Workflow Modes: Supports live frame analysis, post-procedural batch review, collaborative reporting, and integration of XAI visualizations in clinical decision support (Cavadia, 17 Nov 2025, Tang et al., 10 Aug 2025).
Hardware/Deployment: Designed for on-premise GPU servers, endoscopy towers with embedded AI modules, edge deployment (FPGA/mobile GPU), and robotic integration with kinematic feedback (Cavadia, 17 Nov 2025, Huh et al., 8 May 2025).

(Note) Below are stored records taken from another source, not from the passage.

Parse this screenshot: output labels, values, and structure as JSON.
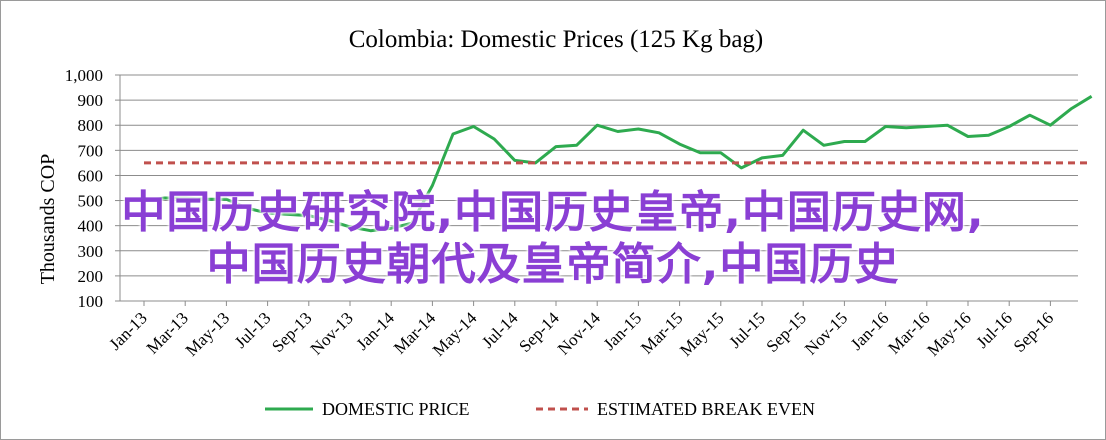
{
  "chart_data": {
    "type": "line",
    "title": "Colombia:  Domestic Prices (125 Kg bag)",
    "ylabel": "Thousands COP",
    "xlabel": "",
    "ylim": [
      100,
      1000
    ],
    "yticks": [
      100,
      200,
      300,
      400,
      500,
      600,
      700,
      800,
      900,
      1000
    ],
    "ytick_labels": [
      "100",
      "200",
      "300",
      "400",
      "500",
      "600",
      "700",
      "800",
      "900",
      "1,000"
    ],
    "grid": true,
    "legend_position": "bottom",
    "x_tick_labels": [
      "Jan-13",
      "Mar-13",
      "May-13",
      "Jul-13",
      "Sep-13",
      "Nov-13",
      "Jan-14",
      "Mar-14",
      "May-14",
      "Jul-14",
      "Sep-14",
      "Nov-14",
      "Jan-15",
      "Mar-15",
      "May-15",
      "Jul-15",
      "Sep-15",
      "Nov-15",
      "Jan-16",
      "Mar-16",
      "May-16",
      "Jul-16",
      "Sep-16"
    ],
    "months": [
      "Jan-13",
      "Feb-13",
      "Mar-13",
      "Apr-13",
      "May-13",
      "Jun-13",
      "Jul-13",
      "Aug-13",
      "Sep-13",
      "Oct-13",
      "Nov-13",
      "Dec-13",
      "Jan-14",
      "Feb-14",
      "Mar-14",
      "Apr-14",
      "May-14",
      "Jun-14",
      "Jul-14",
      "Aug-14",
      "Sep-14",
      "Oct-14",
      "Nov-14",
      "Dec-14",
      "Jan-15",
      "Feb-15",
      "Mar-15",
      "Apr-15",
      "May-15",
      "Jun-15",
      "Jul-15",
      "Aug-15",
      "Sep-15",
      "Oct-15",
      "Nov-15",
      "Dec-15",
      "Jan-16",
      "Feb-16",
      "Mar-16",
      "Apr-16",
      "May-16",
      "Jun-16",
      "Jul-16",
      "Aug-16",
      "Sep-16",
      "Oct-16",
      "Nov-16"
    ],
    "series": [
      {
        "name": "DOMESTIC PRICE",
        "color": "#2eaa4f",
        "style": "solid",
        "values": [
          500,
          510,
          510,
          505,
          505,
          470,
          450,
          445,
          440,
          420,
          395,
          380,
          390,
          410,
          560,
          765,
          795,
          745,
          660,
          650,
          715,
          720,
          800,
          775,
          785,
          770,
          725,
          690,
          690,
          630,
          670,
          680,
          780,
          720,
          735,
          735,
          795,
          790,
          795,
          800,
          755,
          760,
          795,
          840,
          800,
          865,
          915
        ]
      },
      {
        "name": "ESTIMATED BREAK EVEN",
        "color": "#c0504d",
        "style": "dashed",
        "values": [
          650,
          650,
          650,
          650,
          650,
          650,
          650,
          650,
          650,
          650,
          650,
          650,
          650,
          650,
          650,
          650,
          650,
          650,
          650,
          650,
          650,
          650,
          650,
          650,
          650,
          650,
          650,
          650,
          650,
          650,
          650,
          650,
          650,
          650,
          650,
          650,
          650,
          650,
          650,
          650,
          650,
          650,
          650,
          650,
          650,
          650,
          650
        ]
      }
    ]
  },
  "overlay": {
    "line1": "中国历史研究院,中国历史皇帝,中国历史网,",
    "line2": "中国历史朝代及皇帝简介,中国历史"
  }
}
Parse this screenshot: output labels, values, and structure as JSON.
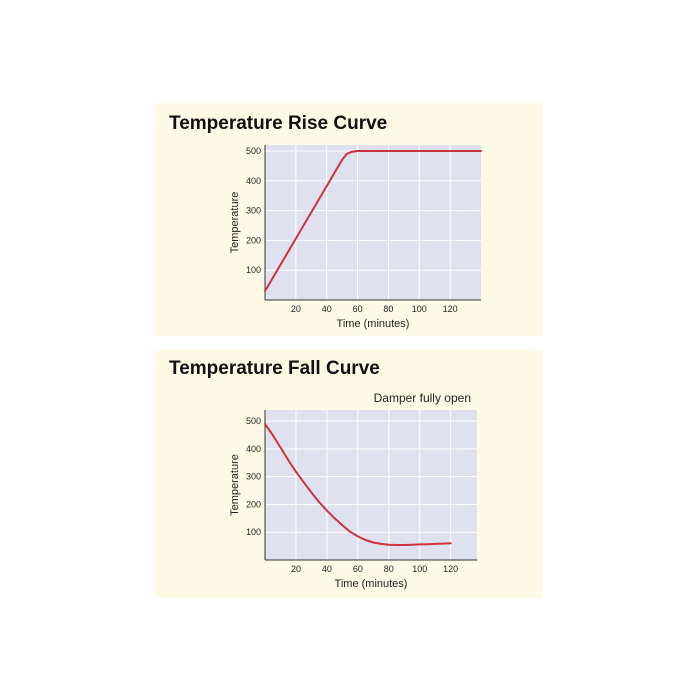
{
  "charts": {
    "rise": {
      "title": "Temperature Rise Curve",
      "xlabel": "Time (minutes)",
      "ylabel": "Temperature",
      "annotation": ""
    },
    "fall": {
      "title": "Temperature Fall Curve",
      "xlabel": "Time (minutes)",
      "ylabel": "Temperature",
      "annotation": "Damper fully open"
    }
  },
  "colors": {
    "plot_background": "#dfe1ef",
    "grid": "#ffffff",
    "curve": "#cc3340",
    "panel_background": "#fdfbe6"
  },
  "chart_data": [
    {
      "type": "line",
      "title": "Temperature Rise Curve",
      "xlabel": "Time (minutes)",
      "ylabel": "Temperature",
      "xlim": [
        0,
        140
      ],
      "ylim": [
        0,
        520
      ],
      "xticks": [
        20,
        40,
        60,
        80,
        100,
        120
      ],
      "yticks": [
        100,
        200,
        300,
        400,
        500
      ],
      "grid": true,
      "series": [
        {
          "x": [
            0,
            50,
            53,
            56,
            60,
            140
          ],
          "y": [
            30,
            470,
            490,
            497,
            500,
            500
          ]
        }
      ]
    },
    {
      "type": "line",
      "title": "Temperature Fall Curve",
      "xlabel": "Time (minutes)",
      "ylabel": "Temperature",
      "xlim": [
        0,
        137
      ],
      "ylim": [
        0,
        540
      ],
      "xticks": [
        20,
        40,
        60,
        80,
        100,
        120
      ],
      "yticks": [
        100,
        200,
        300,
        400,
        500
      ],
      "grid": true,
      "annotation": "Damper fully open",
      "series": [
        {
          "x": [
            0,
            5,
            10,
            15,
            20,
            25,
            30,
            35,
            40,
            45,
            50,
            55,
            60,
            65,
            70,
            75,
            80,
            85,
            90,
            95,
            100,
            105,
            110,
            115,
            120
          ],
          "y": [
            490,
            450,
            405,
            360,
            318,
            280,
            243,
            208,
            178,
            150,
            125,
            102,
            85,
            72,
            63,
            58,
            55,
            54,
            54,
            55,
            56,
            57,
            58,
            59,
            60
          ]
        }
      ]
    }
  ]
}
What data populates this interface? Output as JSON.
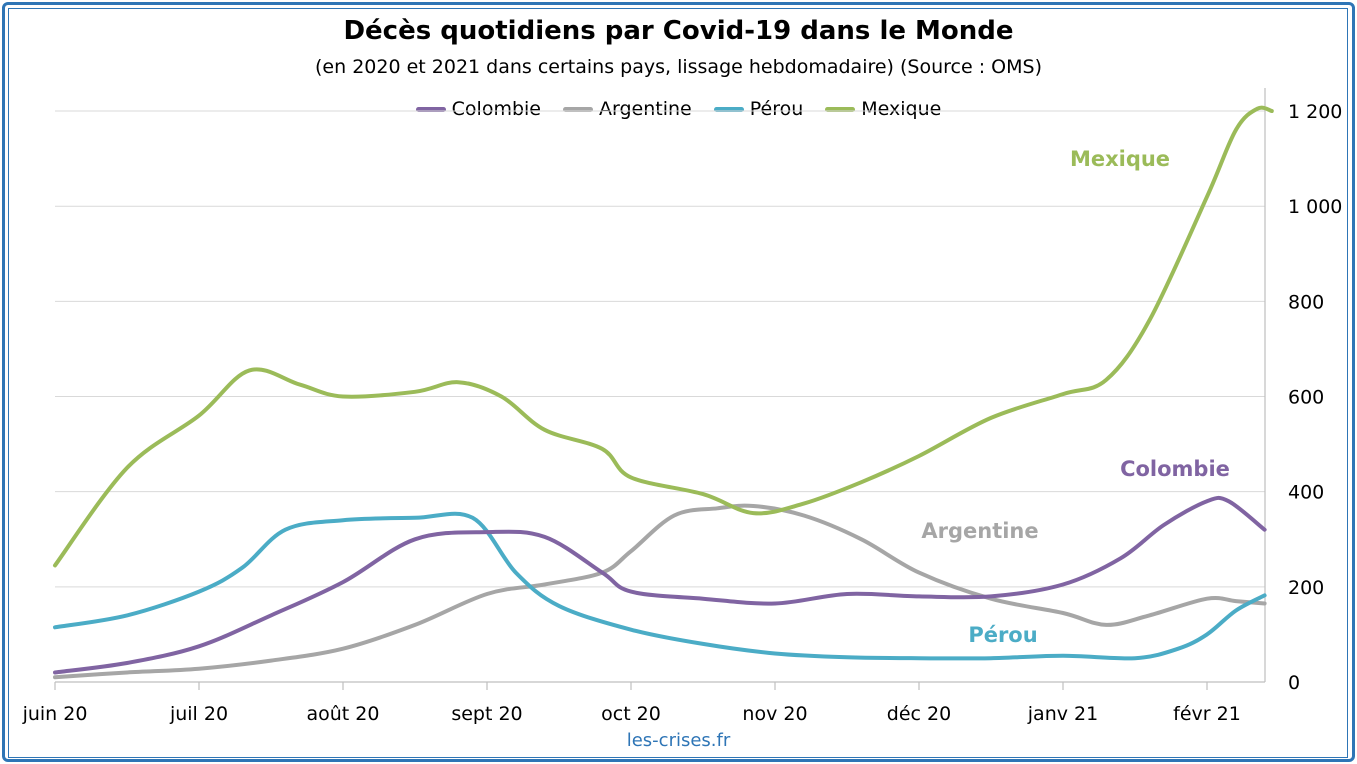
{
  "chart_data": {
    "type": "line",
    "title": "Décès quotidiens par Covid-19 dans le Monde",
    "subtitle": "(en 2020 et 2021 dans certains pays, lissage hebdomadaire) (Source : OMS)",
    "source": "les-crises.fr",
    "x_tick_labels": [
      "juin 20",
      "juil 20",
      "août 20",
      "sept 20",
      "oct 20",
      "nov 20",
      "déc 20",
      "janv 21",
      "févr 21"
    ],
    "y_ticks": [
      0,
      200,
      400,
      600,
      800,
      1000,
      1200
    ],
    "y_tick_labels": [
      "0",
      "200",
      "400",
      "600",
      "800",
      "1 000",
      "1 200"
    ],
    "ylim": [
      0,
      1250
    ],
    "y_axis_side": "right",
    "grid": true,
    "legend_position": "top-center",
    "x_note": "x values are months since 1 June 2020",
    "series": [
      {
        "name": "Colombie",
        "color": "#8064a2",
        "label": "Colombie",
        "points": [
          [
            0,
            20
          ],
          [
            0.5,
            40
          ],
          [
            1,
            75
          ],
          [
            1.5,
            140
          ],
          [
            2,
            210
          ],
          [
            2.5,
            300
          ],
          [
            3,
            315
          ],
          [
            3.4,
            305
          ],
          [
            3.8,
            230
          ],
          [
            4,
            190
          ],
          [
            4.5,
            175
          ],
          [
            5,
            165
          ],
          [
            5.5,
            185
          ],
          [
            6,
            180
          ],
          [
            6.5,
            180
          ],
          [
            7,
            205
          ],
          [
            7.4,
            260
          ],
          [
            7.7,
            330
          ],
          [
            8,
            380
          ],
          [
            8.15,
            380
          ],
          [
            8.4,
            320
          ]
        ]
      },
      {
        "name": "Argentine",
        "color": "#a6a6a6",
        "label": "Argentine",
        "points": [
          [
            0,
            10
          ],
          [
            0.5,
            20
          ],
          [
            1,
            28
          ],
          [
            1.5,
            45
          ],
          [
            2,
            70
          ],
          [
            2.5,
            120
          ],
          [
            3,
            185
          ],
          [
            3.4,
            205
          ],
          [
            3.8,
            230
          ],
          [
            4,
            275
          ],
          [
            4.3,
            350
          ],
          [
            4.6,
            365
          ],
          [
            4.85,
            370
          ],
          [
            5.2,
            350
          ],
          [
            5.6,
            300
          ],
          [
            6,
            230
          ],
          [
            6.5,
            175
          ],
          [
            7,
            145
          ],
          [
            7.3,
            120
          ],
          [
            7.6,
            140
          ],
          [
            8,
            175
          ],
          [
            8.2,
            170
          ],
          [
            8.4,
            165
          ]
        ]
      },
      {
        "name": "Pérou",
        "color": "#4bacc6",
        "label": "Pérou",
        "points": [
          [
            0,
            115
          ],
          [
            0.5,
            140
          ],
          [
            1,
            190
          ],
          [
            1.3,
            240
          ],
          [
            1.6,
            320
          ],
          [
            2,
            340
          ],
          [
            2.5,
            345
          ],
          [
            2.9,
            345
          ],
          [
            3.2,
            230
          ],
          [
            3.5,
            160
          ],
          [
            4,
            110
          ],
          [
            4.5,
            80
          ],
          [
            5,
            60
          ],
          [
            5.5,
            52
          ],
          [
            6,
            50
          ],
          [
            6.5,
            50
          ],
          [
            7,
            55
          ],
          [
            7.5,
            50
          ],
          [
            7.8,
            70
          ],
          [
            8,
            100
          ],
          [
            8.2,
            150
          ],
          [
            8.4,
            182
          ]
        ]
      },
      {
        "name": "Mexique",
        "color": "#9bbb59",
        "label": "Mexique",
        "points": [
          [
            0,
            245
          ],
          [
            0.5,
            450
          ],
          [
            1,
            560
          ],
          [
            1.35,
            655
          ],
          [
            1.7,
            625
          ],
          [
            2,
            600
          ],
          [
            2.5,
            610
          ],
          [
            2.8,
            630
          ],
          [
            3.1,
            600
          ],
          [
            3.4,
            530
          ],
          [
            3.8,
            490
          ],
          [
            4,
            430
          ],
          [
            4.5,
            395
          ],
          [
            4.85,
            355
          ],
          [
            5.2,
            375
          ],
          [
            5.6,
            420
          ],
          [
            6,
            475
          ],
          [
            6.5,
            555
          ],
          [
            7,
            605
          ],
          [
            7.3,
            635
          ],
          [
            7.6,
            760
          ],
          [
            8,
            1020
          ],
          [
            8.2,
            1160
          ],
          [
            8.35,
            1205
          ],
          [
            8.45,
            1200
          ]
        ]
      }
    ]
  }
}
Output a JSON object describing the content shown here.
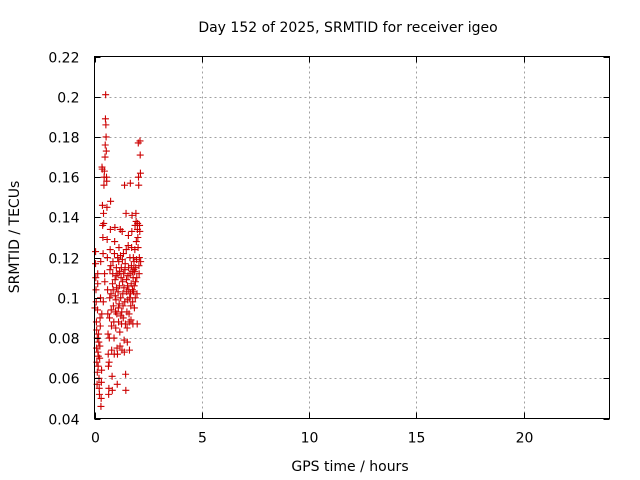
{
  "chart_data": {
    "type": "scatter",
    "title": "Day 152 of 2025, SRMTID for receiver igeo",
    "xlabel": "GPS time / hours",
    "ylabel": "SRMTID / TECUs",
    "xlim": [
      0,
      24
    ],
    "ylim": [
      0.04,
      0.22
    ],
    "xticks": [
      0,
      5,
      10,
      15,
      20
    ],
    "xtick_labels": [
      "0",
      "5",
      "10",
      "15",
      "20"
    ],
    "yticks": [
      0.04,
      0.06,
      0.08,
      0.1,
      0.12,
      0.14,
      0.16,
      0.18,
      0.2,
      0.22
    ],
    "ytick_labels": [
      "0.04",
      "0.06",
      "0.08",
      "0.1",
      "0.12",
      "0.14",
      "0.16",
      "0.18",
      "0.2",
      "0.22"
    ],
    "grid": true,
    "marker": "plus",
    "color": "#cc0000",
    "series": [
      {
        "points": [
          [
            0.02,
            0.095
          ],
          [
            0.05,
            0.117
          ],
          [
            0.05,
            0.123
          ],
          [
            0.06,
            0.11
          ],
          [
            0.07,
            0.104
          ],
          [
            0.08,
            0.098
          ],
          [
            0.09,
            0.088
          ],
          [
            0.1,
            0.084
          ],
          [
            0.1,
            0.075
          ],
          [
            0.11,
            0.068
          ],
          [
            0.12,
            0.057
          ],
          [
            0.13,
            0.063
          ],
          [
            0.13,
            0.08
          ],
          [
            0.14,
            0.094
          ],
          [
            0.15,
            0.112
          ],
          [
            0.15,
            0.107
          ],
          [
            0.16,
            0.073
          ],
          [
            0.17,
            0.066
          ],
          [
            0.18,
            0.071
          ],
          [
            0.19,
            0.082
          ],
          [
            0.2,
            0.078
          ],
          [
            0.21,
            0.06
          ],
          [
            0.22,
            0.055
          ],
          [
            0.23,
            0.052
          ],
          [
            0.24,
            0.07
          ],
          [
            0.25,
            0.076
          ],
          [
            0.26,
            0.09
          ],
          [
            0.27,
            0.086
          ],
          [
            0.28,
            0.1
          ],
          [
            0.29,
            0.118
          ],
          [
            0.3,
            0.046
          ],
          [
            0.31,
            0.05
          ],
          [
            0.32,
            0.058
          ],
          [
            0.33,
            0.064
          ],
          [
            0.34,
            0.092
          ],
          [
            0.35,
            0.165
          ],
          [
            0.36,
            0.164
          ],
          [
            0.37,
            0.146
          ],
          [
            0.38,
            0.136
          ],
          [
            0.39,
            0.13
          ],
          [
            0.4,
            0.122
          ],
          [
            0.41,
            0.098
          ],
          [
            0.42,
            0.142
          ],
          [
            0.43,
            0.137
          ],
          [
            0.44,
            0.156
          ],
          [
            0.45,
            0.16
          ],
          [
            0.46,
            0.163
          ],
          [
            0.47,
            0.112
          ],
          [
            0.48,
            0.108
          ],
          [
            0.49,
            0.17
          ],
          [
            0.5,
            0.176
          ],
          [
            0.51,
            0.189
          ],
          [
            0.52,
            0.201
          ],
          [
            0.53,
            0.186
          ],
          [
            0.54,
            0.18
          ],
          [
            0.55,
            0.173
          ],
          [
            0.56,
            0.16
          ],
          [
            0.57,
            0.158
          ],
          [
            0.58,
            0.145
          ],
          [
            0.59,
            0.129
          ],
          [
            0.6,
            0.12
          ],
          [
            0.61,
            0.104
          ],
          [
            0.62,
            0.092
          ],
          [
            0.63,
            0.082
          ],
          [
            0.64,
            0.072
          ],
          [
            0.65,
            0.066
          ],
          [
            0.66,
            0.052
          ],
          [
            0.67,
            0.055
          ],
          [
            0.68,
            0.068
          ],
          [
            0.69,
            0.08
          ],
          [
            0.7,
            0.09
          ],
          [
            0.71,
            0.1
          ],
          [
            0.72,
            0.114
          ],
          [
            0.73,
            0.124
          ],
          [
            0.74,
            0.134
          ],
          [
            0.75,
            0.148
          ],
          [
            0.76,
            0.116
          ],
          [
            0.77,
            0.102
          ],
          [
            0.78,
            0.094
          ],
          [
            0.79,
            0.086
          ],
          [
            0.8,
            0.074
          ],
          [
            0.82,
            0.061
          ],
          [
            0.83,
            0.054
          ],
          [
            0.84,
            0.107
          ],
          [
            0.85,
            0.112
          ],
          [
            0.86,
            0.118
          ],
          [
            0.87,
            0.104
          ],
          [
            0.88,
            0.096
          ],
          [
            0.9,
            0.088
          ],
          [
            0.91,
            0.08
          ],
          [
            0.92,
            0.072
          ],
          [
            0.93,
            0.122
          ],
          [
            0.94,
            0.128
          ],
          [
            0.95,
            0.135
          ],
          [
            0.96,
            0.109
          ],
          [
            0.97,
            0.101
          ],
          [
            0.98,
            0.093
          ],
          [
            0.99,
            0.085
          ],
          [
            1.0,
            0.099
          ],
          [
            1.01,
            0.111
          ],
          [
            1.02,
            0.115
          ],
          [
            1.03,
            0.105
          ],
          [
            1.04,
            0.092
          ],
          [
            1.05,
            0.075
          ],
          [
            1.06,
            0.057
          ],
          [
            1.07,
            0.072
          ],
          [
            1.08,
            0.12
          ],
          [
            1.09,
            0.112
          ],
          [
            1.1,
            0.103
          ],
          [
            1.11,
            0.095
          ],
          [
            1.12,
            0.088
          ],
          [
            1.13,
            0.118
          ],
          [
            1.14,
            0.125
          ],
          [
            1.15,
            0.097
          ],
          [
            1.16,
            0.106
          ],
          [
            1.17,
            0.113
          ],
          [
            1.18,
            0.083
          ],
          [
            1.19,
            0.076
          ],
          [
            1.2,
            0.134
          ],
          [
            1.21,
            0.121
          ],
          [
            1.22,
            0.1
          ],
          [
            1.23,
            0.091
          ],
          [
            1.24,
            0.11
          ],
          [
            1.25,
            0.115
          ],
          [
            1.26,
            0.087
          ],
          [
            1.27,
            0.093
          ],
          [
            1.28,
            0.074
          ],
          [
            1.29,
            0.133
          ],
          [
            1.3,
            0.119
          ],
          [
            1.31,
            0.108
          ],
          [
            1.32,
            0.102
          ],
          [
            1.33,
            0.096
          ],
          [
            1.34,
            0.09
          ],
          [
            1.35,
            0.122
          ],
          [
            1.36,
            0.112
          ],
          [
            1.37,
            0.105
          ],
          [
            1.38,
            0.079
          ],
          [
            1.39,
            0.073
          ],
          [
            1.4,
            0.156
          ],
          [
            1.41,
            0.098
          ],
          [
            1.42,
            0.114
          ],
          [
            1.43,
            0.117
          ],
          [
            1.44,
            0.087
          ],
          [
            1.45,
            0.062
          ],
          [
            1.46,
            0.054
          ],
          [
            1.47,
            0.142
          ],
          [
            1.48,
            0.124
          ],
          [
            1.49,
            0.109
          ],
          [
            1.5,
            0.103
          ],
          [
            1.51,
            0.093
          ],
          [
            1.52,
            0.085
          ],
          [
            1.53,
            0.078
          ],
          [
            1.54,
            0.106
          ],
          [
            1.55,
            0.099
          ],
          [
            1.56,
            0.111
          ],
          [
            1.57,
            0.126
          ],
          [
            1.58,
            0.131
          ],
          [
            1.59,
            0.115
          ],
          [
            1.6,
            0.104
          ],
          [
            1.61,
            0.092
          ],
          [
            1.62,
            0.088
          ],
          [
            1.63,
            0.074
          ],
          [
            1.64,
            0.1
          ],
          [
            1.65,
            0.12
          ],
          [
            1.66,
            0.112
          ],
          [
            1.67,
            0.157
          ],
          [
            1.68,
            0.102
          ],
          [
            1.69,
            0.096
          ],
          [
            1.7,
            0.089
          ],
          [
            1.71,
            0.107
          ],
          [
            1.72,
            0.116
          ],
          [
            1.73,
            0.125
          ],
          [
            1.74,
            0.133
          ],
          [
            1.75,
            0.141
          ],
          [
            1.76,
            0.113
          ],
          [
            1.77,
            0.104
          ],
          [
            1.78,
            0.098
          ],
          [
            1.79,
            0.087
          ],
          [
            1.8,
            0.11
          ],
          [
            1.81,
            0.12
          ],
          [
            1.82,
            0.103
          ],
          [
            1.83,
            0.114
          ],
          [
            1.84,
            0.118
          ],
          [
            1.85,
            0.106
          ],
          [
            1.86,
            0.095
          ],
          [
            1.87,
            0.113
          ],
          [
            1.88,
            0.124
          ],
          [
            1.89,
            0.136
          ],
          [
            1.9,
            0.1
          ],
          [
            1.91,
            0.108
          ],
          [
            1.92,
            0.115
          ],
          [
            1.93,
            0.142
          ],
          [
            1.94,
            0.138
          ],
          [
            1.95,
            0.128
          ],
          [
            1.96,
            0.119
          ],
          [
            1.97,
            0.11
          ],
          [
            1.98,
            0.102
          ],
          [
            1.99,
            0.087
          ],
          [
            2.0,
            0.134
          ],
          [
            2.01,
            0.137
          ],
          [
            2.02,
            0.13
          ],
          [
            2.03,
            0.125
          ],
          [
            2.04,
            0.177
          ],
          [
            2.05,
            0.16
          ],
          [
            2.06,
            0.156
          ],
          [
            2.07,
            0.116
          ],
          [
            2.08,
            0.112
          ],
          [
            2.09,
            0.12
          ],
          [
            2.1,
            0.136
          ],
          [
            2.11,
            0.133
          ],
          [
            2.12,
            0.178
          ],
          [
            2.13,
            0.171
          ],
          [
            2.14,
            0.162
          ],
          [
            2.15,
            0.118
          ]
        ]
      }
    ]
  }
}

5. Regulatory, Validation, and Limitations

EndoSight AI development reflects meticulous regulatory and scientific validation:

Prospective and Multicenter Evaluations: Datasets sourced across multiple hospitals and clinical scenarios, with external and prospective splits to assess generalizability (Ma et al., 22 Sep 2025).
Clinical Trials and User Studies: EndoSight is subject to preclinical animal studies, in-vivo human validation (e.g., ICE/robotics), and surgical education user trials measuring safety, efficacy, and retention (Ma et al., 22 Sep 2025, Huh et al., 8 May 2025).
Auditability and QA: Comprehensive logging of memory, reflections, and outputs, designed to meet medicolegal standards and facilitate FDA 510(k)/CE-mark software-as-medical-device submissions (Tang et al., 10 Aug 2025, Huh et al., 8 May 2025).
Limitations: Dataset size and diversity, computational cost of explainability for some methods (e.g., LIME), single-modality data constraints, domain shift across centers and devices, and evolving real-time requirements cited as areas of ongoing work (Kamble et al., 2 Mar 2025, Tang et al., 10 Aug 2025, Cavadia, 17 Nov 2025).

6. Future Directions

Ongoing and proposed enhancements for EndoSight AI include:

Data Expansion/Generalization: Scaling to broader, multi-modality, multi-center datasets; incorporation of underrepresented anatomical classes; and domain-adaptive transfer learning (Cavadia, 17 Nov 2025, Ma et al., 22 Sep 2025).
Model Extensions: Multi-task learning for pathological sub-types (e.g., adenoma vs. hyperplastic polyps), integration of video/temporal sequence models (CNN-LSTM), and adoption of hardware-accelerated, quantized inference (Kamble et al., 2 Mar 2025, Cavadia, 17 Nov 2025).
Advanced XAI: Evaluation and deployment of Grad-CAM, SHAP, and tailored saliency mapping for real-time, clinician-facing explanations (Kamble et al., 2 Mar 2025, Ramesh et al., 2023).
Clinical Workflow Integration: Embedding in EHR, check-listing automation, video analytics for quality improvement, and decision support across pathology, genomics, and interventional robotics (Tang et al., 10 Aug 2025, Ma et al., 22 Sep 2025).
Educational Platforms: Mixed-reality visualization and simulation-driven skill acquisition, leveraging agent-generated 3D cues and feedback (Liu et al., 4 Nov 2025).

EndoSight AI thus represents a comprehensive, interpretable, and modular AI platform spanning diagnostic, interventional, and educational frontiers in endoscopy, with validated performance, clinical readiness, and expansion pathways for next-generation intelligent medical systems.